Encontra-se ainda no mesmo largo, quase que em frente, a
estátua de António Ribeiro, O Chiado.
Do outro lado da rua, ergue-se a estátua de Luíz de
Camões, no largo com o seu nome.
O
Chiado é muito mais do que uma expressão de ser e de estar. É uma área chave da
estrutura de Lisboa, da sua imagem e da sua memória. Território eleito pela
moda, a gastronomia, a arte, o teatro, a música, a literatura e a política,
aqui se fizeram leis para Lisboa e para o resto do país. Um pouco de toda a
parte entrou em Portugal pelo Chiado.
A
história do Chiado é também, e principalmente, a história dos seus edifícios.

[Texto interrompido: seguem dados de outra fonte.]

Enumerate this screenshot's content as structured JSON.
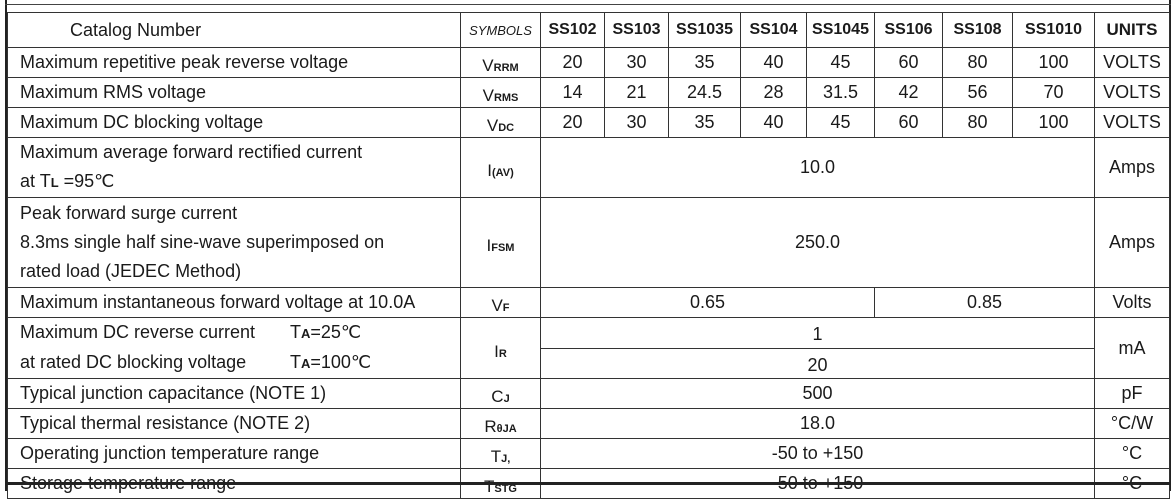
{
  "header": {
    "label": "Catalog  Number",
    "symbols": "SYMBOLS",
    "parts": [
      "SS102",
      "SS103",
      "SS1035",
      "SS104",
      "SS1045",
      "SS106",
      "SS108",
      "SS1010"
    ],
    "units": "UNITS"
  },
  "rows": [
    {
      "label": "Maximum repetitive peak reverse voltage",
      "sym": {
        "main": "V",
        "sub": "RRM"
      },
      "values": [
        "20",
        "30",
        "35",
        "40",
        "45",
        "60",
        "80",
        "100"
      ],
      "unit": "VOLTS"
    },
    {
      "label": "Maximum RMS voltage",
      "sym": {
        "main": "V",
        "sub": "RMS"
      },
      "values": [
        "14",
        "21",
        "24.5",
        "28",
        "31.5",
        "42",
        "56",
        "70"
      ],
      "unit": "VOLTS"
    },
    {
      "label": "Maximum DC blocking voltage",
      "sym": {
        "main": "V",
        "sub": "DC"
      },
      "values": [
        "20",
        "30",
        "35",
        "40",
        "45",
        "60",
        "80",
        "100"
      ],
      "unit": "VOLTS"
    },
    {
      "label_lines": [
        "Maximum average forward rectified current",
        "at T"
      ],
      "label_sub": "L",
      "label_tail": " =95℃",
      "sym": {
        "main": "I",
        "sub": "(AV)"
      },
      "value": "10.0",
      "unit": "Amps"
    },
    {
      "label_lines": [
        "Peak forward surge current",
        "8.3ms single half sine-wave superimposed on",
        "rated load (JEDEC Method)"
      ],
      "sym": {
        "main": "I",
        "sub": "FSM"
      },
      "value": "250.0",
      "unit": "Amps"
    },
    {
      "label": "Maximum instantaneous forward voltage at 10.0A",
      "sym": {
        "main": "V",
        "sub": "F"
      },
      "values": [
        "0.65",
        "0.85"
      ],
      "unit": "Volts"
    },
    {
      "label_lines": [
        "Maximum DC reverse current",
        "at rated DC blocking voltage"
      ],
      "conds": [
        {
          "main": "T",
          "sub": "A",
          "tail": "=25℃"
        },
        {
          "main": "T",
          "sub": "A",
          "tail": "=100℃"
        }
      ],
      "sym": {
        "main": "I",
        "sub": "R"
      },
      "values": [
        "1",
        "20"
      ],
      "unit": "mA"
    },
    {
      "label": "Typical junction capacitance (NOTE 1)",
      "sym": {
        "main": "C",
        "sub": "J"
      },
      "value": "500",
      "unit": "pF"
    },
    {
      "label": "Typical thermal resistance (NOTE 2)",
      "sym": {
        "main": "R",
        "sub": "θJA"
      },
      "value": "18.0",
      "unit": "°C/W"
    },
    {
      "label": "Operating junction temperature range",
      "sym": {
        "main": "T",
        "sub": "J,"
      },
      "value": "-50 to +150",
      "unit": "°C"
    },
    {
      "label": "Storage temperature range",
      "sym": {
        "main": "T",
        "sub": "STG"
      },
      "value": "-50 to +150",
      "unit": "°C"
    }
  ]
}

Cada rua, cada prédio, por vezes cada andar ou mesmo cada sala, tem a sua
história própria. As suas personagens. As suas curiosidades e particularidades.
As suas lendas.
A
história do Chiado perde-se no tempo.
Segundo
Alexandre Herculano (escritor da era do romantismo, historiador, jornalista, e
poeta português, do século XIX):
"Para
ver o Mundo só há dois píncaros: ou o Himalaia ou o Chiado."
Durante
os meses do verão europeu, eu pude ver, o Chiado se transforma em uma
Babilônia, cheio de turistas de todo o mundo, que mais se compara ao pelourinho
na época do carnaval de Salvador do que qualquer outra coisa. Quando se pode
andar como andei hoje, pelas ruas do Chiado em uma manhã luminosa de primavera,
pode-se sentir e ver todas as cores do Chiado, com suas tascas e restaurantes
com as mesas nas ruas, com a proliferação de artistas, performances, músicos,
aguarelas (como dizem os portugueses) num fervilhar vivo que contagia e
apaixona. Sou fã do Chiado, por ele traduzir este espírito artístico e livre
que Lisboa trás em si, que foi capaz de cativar e abrigar tantos artistas ao
longo de toda sua história.
O
Chiado é uma face de Lisboa que carrega o Fado.
Para
os brasileiros menos conhecedores da música e cultura portuguesa, ao se ouvir
falar me fado, logo vem à memória Amalha Rodrigues e alguma música melodiosa
com algum tema triste. A primeira vez que vi um espetáculo de fado ao vivo foi
em um restaurante de turista em Lisboa, muito bonito, mas, para uma boa e
visceral brasileira como eu, não chegou a bater fundo no peito, até que eu
conheci um Fado Vadio. Aconselho a todo o viajante que for a Lisboa, que
realmente queira conhecer o sentido e o espírito do Fado que vá a um fado
Vadio. Fado vadio é o fado fora do circuito “para inglês ver” turístico de
Lisboa. É o fado vivido e cantado nos bairros, nas pequenas tascas, onde os
maridos cantam para esposas e as músicas são o fundo para inúmeras histórias
pessoais, onde a emoção brota do peito e emociona, eu tive a oportunidade de ir
a um fado vadio, é o fado que não é cantado por cantores profissionais, é o
fado vivo e vivido, onde o teor catártico é tão grande que todas as coisas se
resolvem. Fui a um lugar chamado casa Nelo, um pequeno restaurante em uma das
travessas da avenida Liberdade, foi quando realmente conheci o fado. Mas
cuidado, caso algum dia você vá a algum fado vadio, silêncio, pois depois do
intervalo de comidas e acepipes, o anúncio: - O fado vai começar. Silêncio.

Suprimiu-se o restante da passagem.